화학공학소재연구정보센터
Nature, Vol.558, No.7709, 324-+, 2018
Dynamic allostery can drive cold adaptation in enzymes
Adaptation of organisms to environmental niches is a hallmark of evolution. One prevalent example is that of thermal adaptation, in which two descendants evolve at different temperature extremes(1,2). Underlying the physiological differences between such organisms are changes in enzymes that catalyse essential reactions(3), with orthologues from each organism undergoing adaptive mutations that preserve similar catalytic rates at their respective physiological temperatures(4,5). The sequence changes responsible for these adaptive differences, however, are often at surface-exposed sites distant from the substrate-binding site, leaving the active site of the enzyme structurally unperturbed(6,7). How such changes are allosterically propagated to the active site, to modulate activity, is not known. Here we show that entropy-tuning changes can be engineered into distal sites of Escherichia coli adenylate kinase, allowing us to quantitatively assess the role of dynamics in determining affinity, turnover and the role in driving adaptation.
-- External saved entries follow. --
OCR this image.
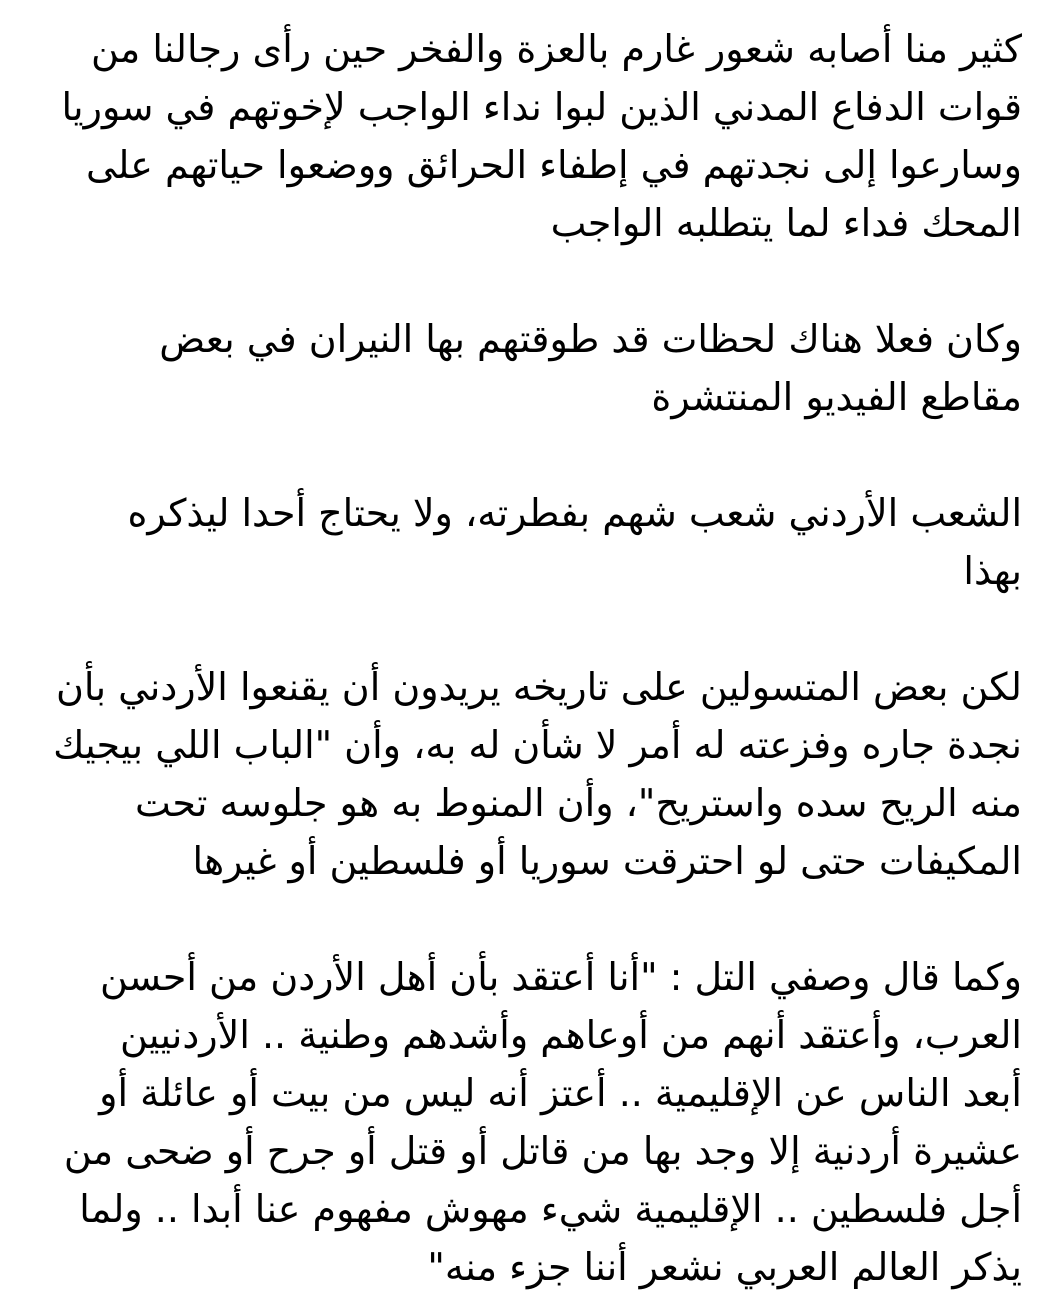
كثير منا أصابه شعور غارم بالعزة والفخر حين رأى رجالنا من
قوات الدفاع المدني الذين لبوا نداء الواجب لإخوتهم في سوريا
وسارعوا إلى نجدتهم في إطفاء الحرائق ووضعوا حياتهم على
المحك فداء لما يتطلبه الواجب
وكان فعلا هناك لحظات قد طوقتهم بها النيران في بعض
مقاطع الفيديو المنتشرة
الشعب الأردني شعب شهم بفطرته، ولا يحتاج أحدا ليذكره
بهذا
لكن بعض المتسولين على تاريخه يريدون أن يقنعوا الأردني بأن
نجدة جاره وفزعته له أمر لا شأن له به، وأن "الباب اللي بيجيك
منه الريح سده واستريح"، وأن المنوط به هو جلوسه تحت
المكيفات حتى لو احترقت سوريا أو فلسطين أو غيرها
وكما قال وصفي التل : "أنا أعتقد بأن أهل الأردن من أحسن
العرب، وأعتقد أنهم من أوعاهم وأشدهم وطنية .. الأردنيين
أبعد الناس عن الإقليمية .. أعتز أنه ليس من بيت أو عائلة أو
عشيرة أردنية إلا وجد بها من قاتل أو قتل أو جرح أو ضحى من
أجل فلسطين .. الإقليمية شيء مهوش مفهوم عنا أبدا .. ولما
يذكر العالم العربي نشعر أننا جزء منه"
The results not only reveal a dynamics-based allosteric tuning mechanism, but also uncover a spatial separation of the control of key enzymatic parameters. Fluctuations in one mobile domain (the LID) control substrate affinity, whereas dynamic attenuation in the other domain (the AMP-binding domain) affects rate-limiting conformational changes that govern enzyme turnover. Dynamics-based regulation may thus represent an elegant, widespread and previously unrealized evolutionary adaptation mechanism that fine-tunes biological function without altering the ground state structure. Furthermore, because rigid-body conformational changes in both domains were thought to be rate limiting for turnover(8,9), these adaptation studies reveal a new model for understanding the relationship between dynamics and turnover in adenylate kinase.